Karo Herrmann ist eine Mittzwanzigerin, vital, lebendig, ein wenig überdreht vielleicht, sehr emotional, spontan.. ein im großen und ganzen liebenswerter Mensch, wenngleich manchmal wohl etwas anstrengend. Dann bricht eines Tages so ein wenig ihre Welt zusammen, sie verliert ihren Job und trennt sich von Philipp, ihrem Freund. Und ist ganz überrascht, wie gut der damit zurecht kommt, viel besser jedenfalls als sie, der auf einmal selbst das bischen fehlt, was Philipp ihr vermitteln konnte.
Und dann eines Nachts sind sie da, Panik und Angst. Wie ein Alp schlagen sie zu, bringen sie körperlich zum Zusammenbrechen, umklammern sie, schnüren ihr die Luft zum Atmen ab und Isolieren sie von ihrer Umwelt. Nelson ist ihr ein Freund in dieser Zeit, in der sie zu ihrer Mutter zieht, sich von dieser pflegen und aufrichten läßt. Sie muss Tabletten nehmen und geht regelmäßig zur Therapie (sie war (als alles noch nicht so schlimm war) so stolz, daß sie das Casting geschafft hatte und tatsäch genug daneben war, um von der Ärztin Behandlungstermine zu bekommen….). Sie macht Fortschritte und erleidet Rückschläge, sie traut ihren Gefühlen nicht mehr, wenn sie Bekanntschaften macht, sie ist unsicher und horcht in sich hinein, ob dieses Monster “Angst” nicht irgendwo noch lauert und sie anfällt. Und es fällt sie an.
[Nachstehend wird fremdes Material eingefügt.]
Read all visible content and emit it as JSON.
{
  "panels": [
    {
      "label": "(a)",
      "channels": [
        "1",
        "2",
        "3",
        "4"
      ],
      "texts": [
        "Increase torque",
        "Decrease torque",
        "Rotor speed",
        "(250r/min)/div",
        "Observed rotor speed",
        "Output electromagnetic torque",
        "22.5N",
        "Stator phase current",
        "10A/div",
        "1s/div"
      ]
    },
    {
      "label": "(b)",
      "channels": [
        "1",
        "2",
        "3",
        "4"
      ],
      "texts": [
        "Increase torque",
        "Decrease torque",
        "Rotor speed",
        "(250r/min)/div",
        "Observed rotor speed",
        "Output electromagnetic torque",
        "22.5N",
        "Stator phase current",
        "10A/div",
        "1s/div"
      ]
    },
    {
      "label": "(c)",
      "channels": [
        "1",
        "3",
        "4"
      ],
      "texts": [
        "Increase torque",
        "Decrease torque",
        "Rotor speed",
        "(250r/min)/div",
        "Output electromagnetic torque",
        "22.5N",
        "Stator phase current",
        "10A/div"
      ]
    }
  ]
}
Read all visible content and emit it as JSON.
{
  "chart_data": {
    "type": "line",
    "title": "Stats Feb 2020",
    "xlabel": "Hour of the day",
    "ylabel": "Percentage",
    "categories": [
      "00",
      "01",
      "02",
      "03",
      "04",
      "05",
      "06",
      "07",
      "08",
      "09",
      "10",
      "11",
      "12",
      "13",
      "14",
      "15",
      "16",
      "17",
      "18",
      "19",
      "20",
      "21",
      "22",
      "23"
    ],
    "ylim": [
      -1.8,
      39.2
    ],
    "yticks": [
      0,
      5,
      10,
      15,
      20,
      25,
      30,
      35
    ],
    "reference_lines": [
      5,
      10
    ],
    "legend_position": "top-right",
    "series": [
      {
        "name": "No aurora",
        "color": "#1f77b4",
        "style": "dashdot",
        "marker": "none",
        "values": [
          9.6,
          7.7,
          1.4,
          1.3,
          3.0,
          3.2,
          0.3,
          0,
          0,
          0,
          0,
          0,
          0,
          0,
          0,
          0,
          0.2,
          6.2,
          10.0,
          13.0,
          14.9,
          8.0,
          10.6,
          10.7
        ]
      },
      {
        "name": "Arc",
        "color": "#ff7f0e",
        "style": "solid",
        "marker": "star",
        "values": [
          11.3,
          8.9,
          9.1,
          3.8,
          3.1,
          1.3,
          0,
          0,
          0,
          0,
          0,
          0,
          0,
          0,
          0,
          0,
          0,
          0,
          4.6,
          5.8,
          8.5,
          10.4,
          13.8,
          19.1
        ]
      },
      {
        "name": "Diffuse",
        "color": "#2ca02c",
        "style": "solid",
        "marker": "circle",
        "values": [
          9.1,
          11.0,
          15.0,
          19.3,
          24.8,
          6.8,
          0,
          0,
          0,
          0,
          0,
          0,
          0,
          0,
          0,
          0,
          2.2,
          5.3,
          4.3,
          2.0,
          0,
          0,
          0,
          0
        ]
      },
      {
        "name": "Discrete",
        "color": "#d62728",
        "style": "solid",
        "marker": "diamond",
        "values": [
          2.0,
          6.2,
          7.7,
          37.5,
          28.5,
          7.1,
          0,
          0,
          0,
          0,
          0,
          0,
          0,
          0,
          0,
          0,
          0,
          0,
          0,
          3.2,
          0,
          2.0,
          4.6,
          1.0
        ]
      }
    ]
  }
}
Karo, die das Leben bislang mit Gags und Witzen meisterte, erkennt, daß dies nicht ausreicht. Hier ist etwas, das sich nicht weglachen läßt, das in ihr bohrt und bohrt und sie im Griff hat, bis sie sich ihm stellt und auch ihrer Vergangenheit nicht mehr ausweicht. Sicherlich auch eine Metapher Kuttners für die Oberflächlichkeit und den Partycharakter des großstädtischen Lebens der heutigen Singleszene (Karo arbeitet im Bereich Medien und organisiert z.B Events).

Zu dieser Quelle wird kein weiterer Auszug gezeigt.